How These Map to DueCare Components¶
| Deployment | Components Used |
|---|---|
| Enterprise (waterfall) | Quick Filter (new) → DueCare scorer → Action Engine (new) |
| Worker tool (local) | LiteRT/llama.cpp model → DueCare scorer → UI (extension/app) |
| Agency dashboard | Full DueCare stack → FastAPI → Web UI |
| Component | Status |
|---|---|
| DueCare scorer (weighted rubric) | ✅ Built |
| 74K prompt corpus | ✅ Extracted |
| 5 evaluation rubrics | ✅ Ported |
| Ollama adapter (local inference) | ✅ Built |
| Pipeline schemas (Pydantic) | ✅ Built |
| Quick Filter (keyword + sentiment) | 🔲 Not built |
| Action Engine (warnings, resources) | 🔲 Not built |
| LiteRT export | 🔲 Not built |
| Browser extension | 🔲 Not built |
| FastAPI dashboard | 🔲 Not built (exists in _reference/) |
| Custom training pipeline | 🔲 Not built |
Video Impact (70 points)¶
Each deployment mode is a compelling video segment:
- Enterprise: "Imagine if Facebook had flagged this recruitment post before Maria clicked Apply" (5 seconds, mock UI)

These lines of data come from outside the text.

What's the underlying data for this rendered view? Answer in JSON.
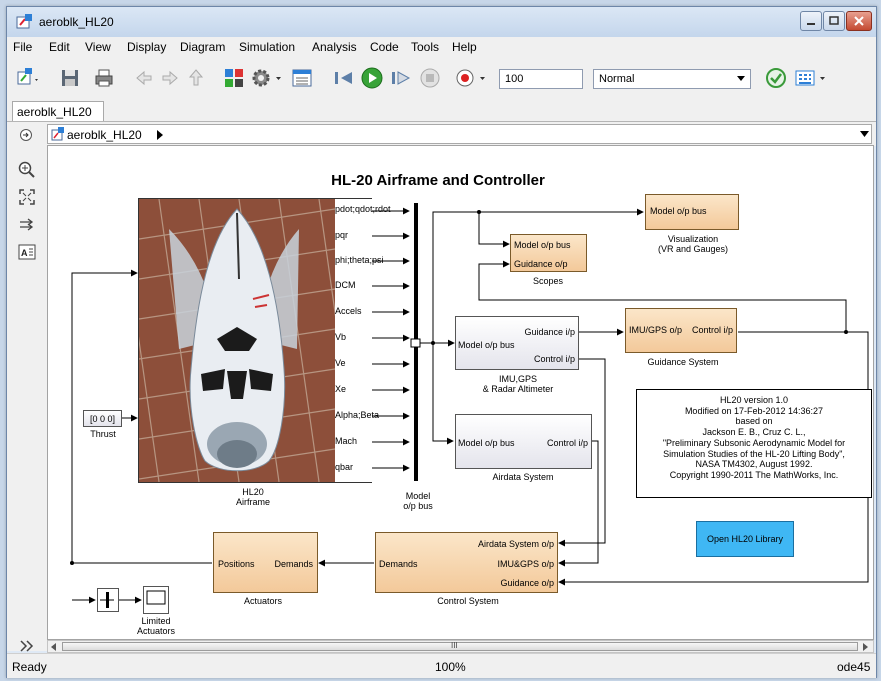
{
  "window": {
    "title": "aeroblk_HL20"
  },
  "menu": [
    "File",
    "Edit",
    "View",
    "Display",
    "Diagram",
    "Simulation",
    "Analysis",
    "Code",
    "Tools",
    "Help"
  ],
  "toolbar": {
    "stop_time": "100",
    "sim_mode": "Normal"
  },
  "tab": {
    "label": "aeroblk_HL20"
  },
  "breadcrumb": {
    "label": "aeroblk_HL20"
  },
  "diagram": {
    "title": "HL-20 Airframe and Controller",
    "airframe": {
      "caption_line1": "HL20",
      "caption_line2": "Airframe",
      "ports": [
        "pdot;qdot;rdot",
        "pqr",
        "phi;theta;psi",
        "DCM",
        "Accels",
        "Vb",
        "Ve",
        "Xe",
        "Alpha;Beta",
        "Mach",
        "qbar"
      ]
    },
    "bus": {
      "caption_line1": "Model",
      "caption_line2": "o/p bus"
    },
    "thrust": {
      "value": "[0 0 0]",
      "label": "Thrust"
    },
    "visualization": {
      "port": "Model o/p  bus",
      "caption_line1": "Visualization",
      "caption_line2": "(VR and Gauges)"
    },
    "scopes": {
      "port1": "Model o/p bus",
      "port2": "Guidance o/p",
      "caption": "Scopes"
    },
    "imu": {
      "in": "Model o/p bus",
      "out1": "Guidance i/p",
      "out2": "Control i/p",
      "caption_line1": "IMU,GPS",
      "caption_line2": "& Radar Altimeter"
    },
    "guidance": {
      "in": "IMU/GPS o/p",
      "out": "Control i/p",
      "caption": "Guidance System"
    },
    "airdata": {
      "in": "Model o/p bus",
      "out": "Control i/p",
      "caption": "Airdata System"
    },
    "info": [
      "HL20 version 1.0",
      "Modified on 17-Feb-2012 14:36:27",
      "based on",
      "Jackson E. B., Cruz C. L.,",
      "\"Preliminary Subsonic Aerodynamic Model for",
      "Simulation Studies of the HL-20 Lifting Body\",",
      "NASA TM4302, August 1992.",
      "Copyright 1990-2011 The MathWorks, Inc."
    ],
    "library_button": "Open HL20 Library",
    "control": {
      "in1": "Airdata System o/p",
      "in2": "IMU&GPS o/p",
      "in3": "Guidance o/p",
      "out": "Demands",
      "caption": "Control System"
    },
    "actuators": {
      "in": "Positions",
      "out": "Demands",
      "caption": "Actuators"
    },
    "limited": {
      "caption_line1": "Limited",
      "caption_line2": "Actuators"
    }
  },
  "scroll": {
    "center_marker": "III"
  },
  "status": {
    "left": "Ready",
    "zoom": "100%",
    "solver": "ode45"
  },
  "colors": {
    "block_orange": "#f3c99a",
    "library_button": "#3fb7f4",
    "window_frame": "#c4d6ec"
  }
}
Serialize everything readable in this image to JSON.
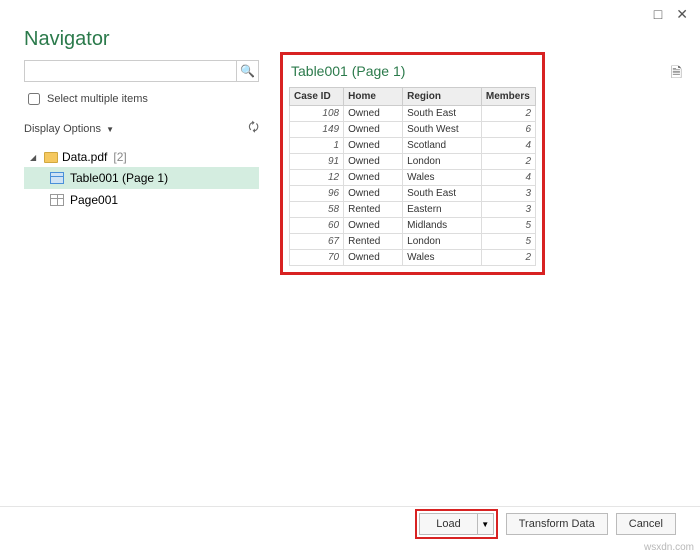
{
  "window": {
    "title": "Navigator"
  },
  "search": {
    "placeholder": ""
  },
  "multi_select_label": "Select multiple items",
  "display_options_label": "Display Options",
  "tree": {
    "root_name": "Data.pdf",
    "root_count": "[2]",
    "child_table": "Table001 (Page 1)",
    "child_page": "Page001"
  },
  "preview": {
    "title": "Table001 (Page 1)",
    "columns": [
      "Case ID",
      "Home",
      "Region",
      "Members"
    ],
    "rows": [
      {
        "case_id": "108",
        "home": "Owned",
        "region": "South East",
        "members": "2"
      },
      {
        "case_id": "149",
        "home": "Owned",
        "region": "South West",
        "members": "6"
      },
      {
        "case_id": "1",
        "home": "Owned",
        "region": "Scotland",
        "members": "4"
      },
      {
        "case_id": "91",
        "home": "Owned",
        "region": "London",
        "members": "2"
      },
      {
        "case_id": "12",
        "home": "Owned",
        "region": "Wales",
        "members": "4"
      },
      {
        "case_id": "96",
        "home": "Owned",
        "region": "South East",
        "members": "3"
      },
      {
        "case_id": "58",
        "home": "Rented",
        "region": "Eastern",
        "members": "3"
      },
      {
        "case_id": "60",
        "home": "Owned",
        "region": "Midlands",
        "members": "5"
      },
      {
        "case_id": "67",
        "home": "Rented",
        "region": "London",
        "members": "5"
      },
      {
        "case_id": "70",
        "home": "Owned",
        "region": "Wales",
        "members": "2"
      }
    ]
  },
  "footer": {
    "load": "Load",
    "transform": "Transform Data",
    "cancel": "Cancel"
  },
  "watermark": "wsxdn.com",
  "chart_data": {
    "type": "table",
    "title": "Table001 (Page 1)",
    "columns": [
      "Case ID",
      "Home",
      "Region",
      "Members"
    ],
    "rows": [
      [
        108,
        "Owned",
        "South East",
        2
      ],
      [
        149,
        "Owned",
        "South West",
        6
      ],
      [
        1,
        "Owned",
        "Scotland",
        4
      ],
      [
        91,
        "Owned",
        "London",
        2
      ],
      [
        12,
        "Owned",
        "Wales",
        4
      ],
      [
        96,
        "Owned",
        "South East",
        3
      ],
      [
        58,
        "Rented",
        "Eastern",
        3
      ],
      [
        60,
        "Owned",
        "Midlands",
        5
      ],
      [
        67,
        "Rented",
        "London",
        5
      ],
      [
        70,
        "Owned",
        "Wales",
        2
      ]
    ]
  }
}
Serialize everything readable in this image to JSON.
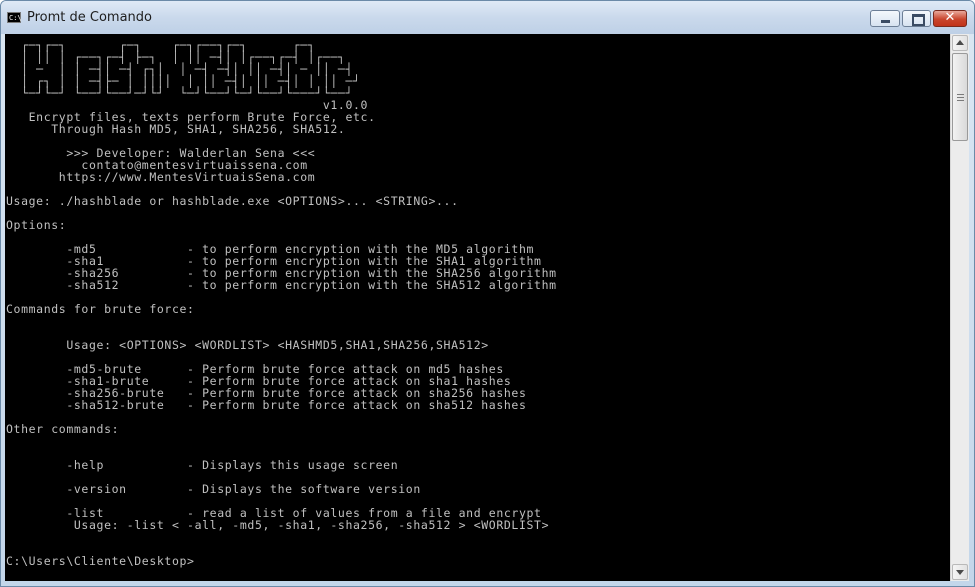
{
  "window": {
    "title": "Promt de Comando",
    "app_icon": "C:\\",
    "close_glyph": "✕"
  },
  "console": {
    "lines": [
      "  ┌─┐┌─┐       ┌─┐    ┌─┐┌──┐┌─┐      ┌─┐",
      "  │ ││ │ ┌──┐┌─┤ ├─┐  │ ││ ─┤│ │┌──┐┌─┤ │┌──┐",
      "  │ ─  │ │ ─┤│ ─┤ ┌┐│  │ ─┤ ─┤│ ││ ─┤│ ─ ││ ─┤",
      "  │ ┌┐ │ │ ─┤├─ │ ││││  │ ││ ─┤│ ││ ─┤│ │ ││ ─┘",
      "  └─┘└─┘ └──┘└──┘─┘└┘  └─┘└──┘└─┘└──┘└───┘└──┘",
      "                                          v1.0.0",
      "   Encrypt files, texts perform Brute Force, etc.",
      "      Through Hash MD5, SHA1, SHA256, SHA512.",
      "",
      "        >>> Developer: Walderlan Sena <<<",
      "          contato@mentesvirtuaissena.com",
      "       https://www.MentesVirtuaisSena.com",
      "",
      "Usage: ./hashblade or hashblade.exe <OPTIONS>... <STRING>...",
      "",
      "Options:",
      "",
      "        -md5            - to perform encryption with the MD5 algorithm",
      "        -sha1           - to perform encryption with the SHA1 algorithm",
      "        -sha256         - to perform encryption with the SHA256 algorithm",
      "        -sha512         - to perform encryption with the SHA512 algorithm",
      "",
      "Commands for brute force:",
      "",
      "",
      "        Usage: <OPTIONS> <WORDLIST> <HASHMD5,SHA1,SHA256,SHA512>",
      "",
      "        -md5-brute      - Perform brute force attack on md5 hashes",
      "        -sha1-brute     - Perform brute force attack on sha1 hashes",
      "        -sha256-brute   - Perform brute force attack on sha256 hashes",
      "        -sha512-brute   - Perform brute force attack on sha512 hashes",
      "",
      "Other commands:",
      "",
      "",
      "        -help           - Displays this usage screen",
      "",
      "        -version        - Displays the software version",
      "",
      "        -list           - read a list of values from a file and encrypt",
      "         Usage: -list < -all, -md5, -sha1, -sha256, -sha512 > <WORDLIST>",
      "",
      "",
      "C:\\Users\\Cliente\\Desktop>"
    ]
  },
  "icons": {
    "app": "cmd-icon",
    "minimize": "minimize-icon",
    "maximize": "maximize-icon",
    "close": "close-icon",
    "scroll_up": "arrow-up-icon",
    "scroll_down": "arrow-down-icon"
  },
  "colors": {
    "console_bg": "#000000",
    "console_fg": "#c0c0c0",
    "close_button": "#c9452c"
  }
}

- Worker: Maria holds her phone, pastes a chat message, sees the warning popup in Tagalog (10 seconds, real demo)
- Dashboard: NGO compliance officer runs batch eval, exports report for the labor ministry (5 seconds, real UI)
The three modes together tell the story: from platform-level protection → individual empowerment → institutional accountability.